One of my favorite performers, Derren Brown, is finishing up a Broadway run of his stage show SECRET at the Cort Theater on 48th Street in Manhattan at the end of the month. It’s in essence the same show that he performed a year or two back at the Atlantic downtown, but in a somewhat larger venue. Having experienced it, it’s well worth the time and the money to attend if you happen to be in the City during that time period. But as Derren asks that no specifics about the show apart from its broad premise be revealed by theater-goers, this isn’t truly going to be a review.

For those who are unfamiliar, Derren Brown is a psychological illusionist, a mentalist. In essence, he reads minds and incepts thoughts and uses those abilities to bring off a series of miraculous and gobsmacking feats of telepathy. What he does has its basis in traditional stage magic but he brings both a wonderful sense of personal performance (for virtually all of the show, there are no sets and limited props–it’s simply Derren standing there on an otherwise empty stage) and an involving sense of audience participation. He also comes at all of this with a particular point of view: he’s very up front about the fact that what he’s doing relies on trickery, and that he possesses no extraordinary abilities for all that it will seem at certain points as though he does. Rather, his narrative is all about how we go about our daily lives editing te input from the world around us into stories that help us to make sense of it all, and he uses the audience’s natural tendency towards such self-editing to control what they see and how they see it.

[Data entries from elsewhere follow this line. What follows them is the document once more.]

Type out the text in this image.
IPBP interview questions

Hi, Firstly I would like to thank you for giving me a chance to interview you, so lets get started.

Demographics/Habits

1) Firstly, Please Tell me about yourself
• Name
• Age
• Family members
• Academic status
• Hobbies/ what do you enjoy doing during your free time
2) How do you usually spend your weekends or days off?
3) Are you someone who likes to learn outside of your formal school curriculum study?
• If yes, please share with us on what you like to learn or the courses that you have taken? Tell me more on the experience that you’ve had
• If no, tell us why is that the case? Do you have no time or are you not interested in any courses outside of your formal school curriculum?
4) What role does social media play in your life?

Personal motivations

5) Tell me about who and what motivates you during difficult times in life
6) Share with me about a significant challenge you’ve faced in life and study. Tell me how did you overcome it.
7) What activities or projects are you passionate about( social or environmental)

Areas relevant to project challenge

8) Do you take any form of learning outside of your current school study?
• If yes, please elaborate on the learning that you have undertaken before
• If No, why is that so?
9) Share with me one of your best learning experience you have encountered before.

I first became aware of Derren Brown a decade or so ago, when Syfy began airing a six-episode compilation of his first UK television series Mind Control. From there, I sought out everything else that was available on the man–while he’s still relatively unknown in the United States, he’s a well-recognized figure in the UK where he resides, so there was plenty of material to draw from. He had gained some notoriety from a television special in which he played Russian Roulette live–in recent years, his work has moved away from such directly outlandish stunts into more nuanced works that bring his skills to bear on the lives of ordinary people, giving them extraordinary experiences, both good and bad.
This trend began in 2006 with The Heist in which Brown created an immersive Truman Show-like environment over a period of days in order to condition four separate people to attempt to rob an armored car. It was mesmerizing television. This was followed up with the much more benign Hero At 30,000 Feet in which Brown used those selfsame skills to inspire an unconfident and withdrawn man into volunteering for an act of heroism: landing an aircraft whose pilot had been stricken. From there, he expanded this repertoire: he created a simulated zombie apocalypse to help show a man the value of the life he had, turned a group of pensioners into an Ocean’s 11-style crew to undertake the theft of a painting from an art exhibition, and devised a scenario to test the question of whether an upstanding individual could be coerced by circumstances into pushing another person off a rooftop to their death. While I enjoy Derren’s stage mentalism and straightforward showmanship, it’s these productions that I enjoy the most of his work.
From the start, Brown has been emphatic that he uses neither actors nor stooges (plants) in his productions, and I take him at his word. Rather, he claims to achieve all of his results through a mix of magic (traditional stage magic, not actual sorcery), suggestion, psychology, misdirection and showmanship. And this is all true. His real skill is in leading you to think that he’s doing one thing (or, in some instances, two things) when in reality he is getting is result in an entirely different manner. But he tells you that he’s going to lie to you, so it’s all a part of the sport. Having seen SECRET three times between its run at the Atlantic and its current engagement at the Cort, what is perhaps most amazing is the manner in which he is able to make events that happen every night appear to be spontaneous and unrehearsed.
Three of Derren’s specials are available on Netflix right now, including his latest, Sacrifice, in which he connives to make a man opposed to illegal immigration take a bullet for an undocumented worker. He’s also got a page set up on YouTube at https://www.youtube.com/user/OfficialDerren/videos where a repository of his past work can be found. It’s a dangerous rabbit hole to fall down, let me warn you, as it can be both mystifying and addictive, and you’ll find yourself spending hours watching Derren manipulate people in the most outlandish of ways.